Come ricorda Edgardo Franzosini nella postfazione dell’unica opera narrativa di Guitry, Memorie di un baro (Adelphi con la traduzione di Davide Tortorella), scopo primario dello scrittore francese è stato il tenere in grande considerazione la collaborazione del pubblico ripagandolo per questo con massicce dosi di ironia, leggerezza e vanità.

Le stesse che accompagnano le tortuose vicende del protagonista di questo godibile libriccino: comincia tutto con un’intossicazione da funghi velenosi, che stermina la sua famiglia ma che lo salverà perché in punizione, costringendolo poi a un lungo peregrinare che inizia con due genitori adottivi meschini e prosegue attraverso diversi mestieri (cameriere, fattorino, ascensorista) e molteplici mete (Caen, Trouville, Parigi e Monaco).

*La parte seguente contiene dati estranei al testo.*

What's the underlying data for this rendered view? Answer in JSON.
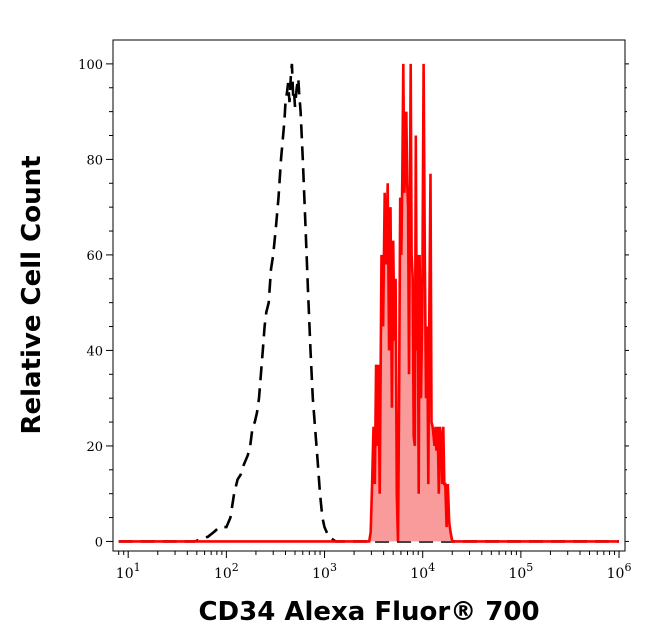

Arrivato nel Principato diventa uomo in tutti i sensi e per quasi venti anni fa ogni esperienza possibile (perde la verginità, si sposa, denuncia gli attentatori dello zar e alla fine viene licenziato dal Casinò in cui era diventato croupier), mettendo a dura prova la sua stessa resistenza fisica ed emotiva e maturando un complicato ma decisivo senso del denaro.

La grande guerra e l’incontro con Charbonnier che gli salva la vita e che, in qualche modo, in futuro lo aiuterà ancora una volta, saranno solo il preludio alla sua “carriera” di baro solitario (“comporta grossi vantaggi ed è senz’altro la cosa che preferisco”), le cui modalità di lavoro vengono ben distinte da quelle in tandem o da quelle in banda, esaurientemente spiegate ed esaltate dal protagonista (“barare significa intralciare i progetti del caso”).

In un libro che, pagina dopo pagina, si trasforma in picaresco romanzo di formazione su sfondo monegasco — parigino, si apprezzano la scrittura vivace e garbata, condita da indovinate digressioni e da una morale che punta a distinguere un baro da un giocatore, lasciando nel lettore dopo un centinaio di pagine ancora piacevoli sorprese.

«Quando si è giocatori, giocatori sul serio, non si può barare: non ci si può sostituire al caso».